Despite their somewhat skittish nature - they were rescued from an abusive environment - they were quickly making themselves part of the family.
Until Ainsley snuck up on Guinness while he was snoozing. She must have frightened him, but before he ran away to hide, he bit her, right on the face.
Ainsley is okay: his teeth cut her nose, narrowly missing her eye, and left a bruise on her forehead. After she recovered from her fright, she actually started trying to follow him around, wanting to hug him again. But poor Guinness knew he was busted, and he cowered in the corner, away from her and me. He wouldn't come near us for an entire day - and of course Ainsley wouldn't leave him alone.
The dogs had to go.
I felt awful. Awful. After all, if I'd been paying attention, I never would have permitted Ainsley to sneak up on a sleeping animal. But the damage was done, and I can't keep a dog in the house that has bitten a child, no matter the reason.

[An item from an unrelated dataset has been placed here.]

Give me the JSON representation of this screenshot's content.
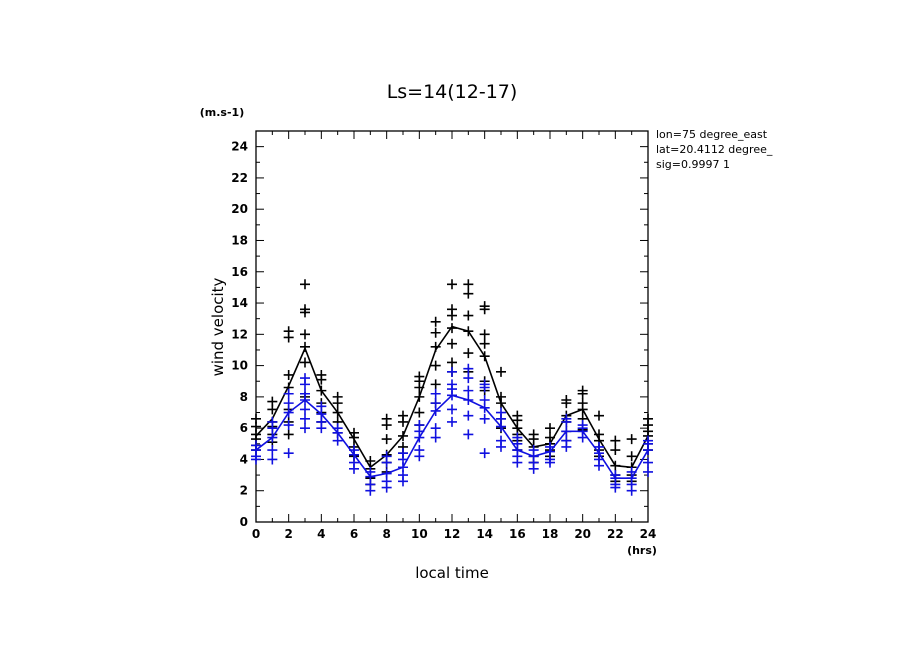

Because the dogs were littermates and had spent their whole lives together, we decided to send them back to the kennel together. They came as a team; they left as a team.
The shelter sent a driver the very next afternoon - the afternoon of the dust storm, a couple of weeks ago - to pick up the dogs. It was dusty and windy and dark when the driver and handler arrived. The dogs were thrilled to see them again - until the handler tried to load them in the van. They knew they were leaving us, and they clearly did not want to go. Bolt went first, and he stood in the back of the van trembling so hard that his fur was flying off him. Guinness leapt out of the van and tried to run away, but when I called him, he reluctantly came back, and they forced him back into the van.
They got the van door shut and drove away. Kyra waved cheerfully from her perch on her bicycle and shouted "bye bye! bye bye!" to the dogs until the van was out of sight. Then she turned and said, "awww, I wish we still had those dogs," got off her bike and sadly went inside.
Shay took it particularly hard. That's three dogs he's said goodbye to in as many months, and he was crushed.
We all were. But it was the safest thing to do. The shelter is going to try to find a family without kids to re-adopt Guinness and Bolt.
A few weeks have gone by since we sent the dogs back, but the house still seems empty without them.